- Conference: Mid-American Conference
- East Division
- Record: 4–8 (2–6 MAC)
- Head coach: Maurice Linguist (1st season);
- Offensive coordinator: Shane Montgomery (1st season)
- Offensive scheme: Spread
- Defensive coordinator: Joe Cauthen (1st season)
- Base defense: 4–2–5
- Captain: Game captains
- Home stadium: University at Buffalo Stadium

= 2021 Buffalo Bulls football team =

American college football season

The 2021 Buffalo Bulls football team represented the University at Buffalo as a member of the Mid-American Conference (MAC) during the 2021 NCAA Division I FBS football season.
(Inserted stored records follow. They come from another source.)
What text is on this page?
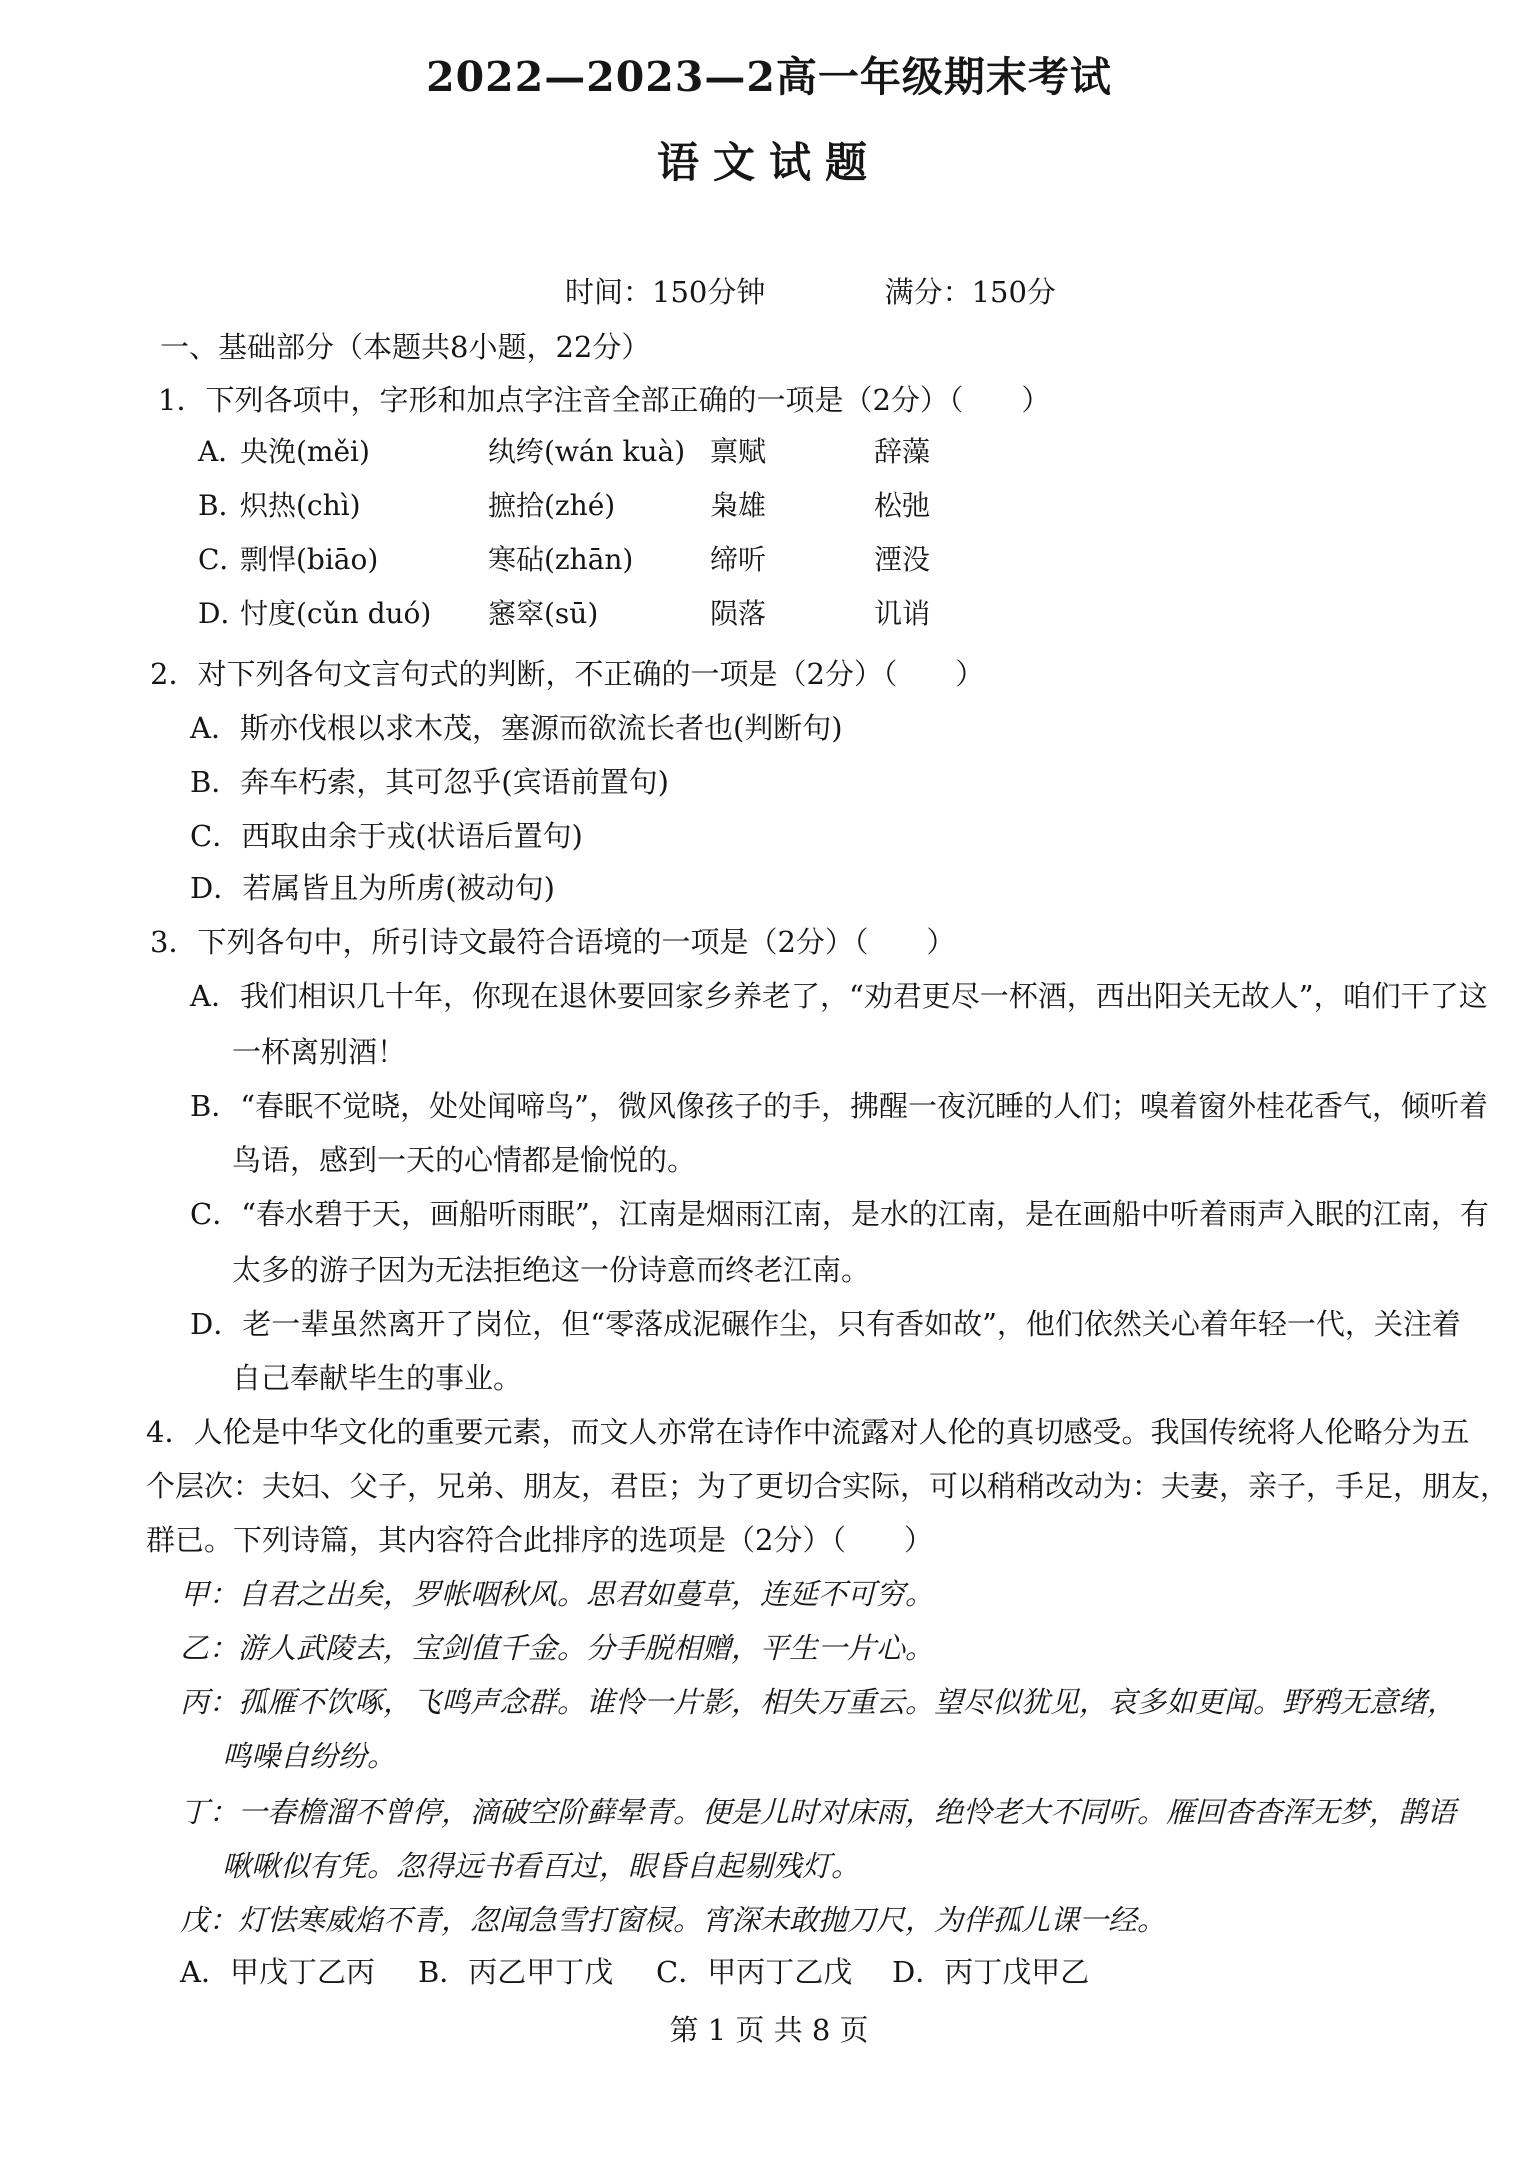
2022—2023—2高一年级期末考试
语文试题
时间：150分钟	满分：150分
一、基础部分（本题共8小题，22分）
1．下列各项中，字形和加点字注音全部正确的一项是（2分）（　　）
A．
央浼(měi)	纨绔(wán kuà) 禀赋	辞藻
B．
炽热(chì)	摭拾(zhé)	枭雄	松弛
C．
剽悍(biāo)	寒砧(zhān)	缔听	湮没
D．
忖度(cǔn duó) 窸窣(sū)	陨落	讥诮
2．对下列各句文言句式的判断，不正确的一项是（2分）（　　）
A．斯亦伐根以求木茂，塞源而欲流长者也(判断句)
B．奔车朽索，其可忽乎(宾语前置句)
C．西取由余于戎(状语后置句)
D．若属皆且为所虏(被动句)
3．下列各句中，所引诗文最符合语境的一项是（2分）（　　）
A．我们相识几十年，你现在退休要回家乡养老了，“劝君更尽一杯酒，西出阳关无故人”，咱们干了这
一杯离别酒！
B．“春眠不觉晓，处处闻啼鸟”，微风像孩子的手，拂醒一夜沉睡的人们；嗅着窗外桂花香气，倾听着
鸟语，感到一天的心情都是愉悦的。
C．“春水碧于天，画船听雨眠”，江南是烟雨江南，是水的江南，是在画船中听着雨声入眠的江南，有
太多的游子因为无法拒绝这一份诗意而终老江南。
D．老一辈虽然离开了岗位，但“零落成泥碾作尘，只有香如故”，他们依然关心着年轻一代，关注着
自己奉献毕生的事业。
4．人伦是中华文化的重要元素，而文人亦常在诗作中流露对人伦的真切感受。我国传统将人伦略分为五
个层次：夫妇、父子，兄弟、朋友，君臣；为了更切合实际，可以稍稍改动为：夫妻，亲子，手足，朋友，
群已。下列诗篇，其内容符合此排序的选项是（2分）（　　）
甲：自君之出矣，罗帐咽秋风。思君如蔓草，连延不可穷。
乙：游人武陵去，宝剑值千金。分手脱相赠，平生一片心。
丙：孤雁不饮啄，飞鸣声念群。谁怜一片影，相失万重云。望尽似犹见，哀多如更闻。野鸦无意绪，
鸣噪自纷纷。
丁：一春檐溜不曾停，滴破空阶藓晕青。便是儿时对床雨，绝怜老大不同听。雁回杳杳浑无梦，鹊语
啾啾似有凭。忽得远书看百过，眼昏自起剔残灯。
戊：灯怯寒威焰不青，忽闻急雪打窗棂。宵深未敢抛刀尺，为伴孤儿课一经。
A．甲戊丁乙丙 B．丙乙甲丁戊 C．甲丙丁乙戊 D．丙丁戊甲乙
第 1 页 共 8 页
Led by first-year head coach Maurice Linguist, the Bulls compiled an overall record of 4–8 with a mark of 2–6 in conference play, tying for fourth place in the MAC's East Division. The team played home games at University at Buffalo Stadium in Amherst, New York.

==Schedule==

| Date | Time | Opponent | Site | TV | Result | Attendance |
| September 2 | 7:00 p.m. | Wagner* | University at Buffalo Stadium; Amherst, NY; | ESPN3 | W 69–7 | 13,063 |
| September 11 | 3:30 p.m. | at Nebraska* | Memorial Stadium; Lincoln, NE; | BTN | L 3–28 | 85,663 |
| September 18 | 12:00 p.m. | No. 16 Coastal Carolina* | University at Buffalo Stadium; Amherst, NY; | ESPN2 | L 25–28 | 16,739 |
| September 25 | 6:00 p.m. | at Old Dominion* | S.B. Ballard Stadium; Norfolk, VA; | ESPN+ | W 35–34 | 18,197 |
| October 2 | 12:00 p.m. | Western Michigan | University at Buffalo Stadium; Amherst, NY; | CBSSN | L 17–24 | 17,344 |
| October 9 | 7:00 p.m. | at Kent State | Dix Stadium; Kent, OH; | ESPNU | L 38–48 | 12,105 |
| October 16 | 12:00 p.m. | Ohio | University at Buffalo Stadium; Amherst, NY; | ESPN+ | W 27–26 | 12,909 |
| October 23 | 3:30 p.m. | at Akron | InfoCision Stadium–Summa Field; Akron, OH; | ESPN+ | W 45–10 | 8,635 |
| October 30 | 12:00 p.m. | Bowling Green | University at Buffalo Stadium; Amherst, NY; | CBSSN | L 44–56 | 13,163 |
| November 9 | 7:00 p.m. | at Miami (OH) | Yager Stadium; Oxford, OH; | ESPNU | L 18–45 | 10,069 |
| November 17 | 7:00 p.m. | Northern Illinois | University at Buffalo Stadium; Amherst, NY; | ESPN2 | L 27–33 ^{OT} | 13,097 |
| November 23 | 7:00 p.m. | at Ball State | Scheumann Stadium; Muncie, IN; | ESPN+ | L 3–20 | 6,112 |
*Non-conference game; Homecoming; Rankings from AP Poll released prior to the game; All times are in Eastern time;

==Before the season==
===2021 NFL draft===
Defensive end Malcolm Koonce was selected in the third round of the 2021 NFL draft by the Las Vegas Raiders. Koonce was the 15th Buffalo player to be drafted in the program's history, and the first since 2017, when the Cincinnati Bengals selected Bulls tight end Mason Schreck in the seventh round, at No. 251. Koonce became the third Buffalo player drafted by the Raiders, joining Trevor Scott in 2008 and Khalil Mack in 2014.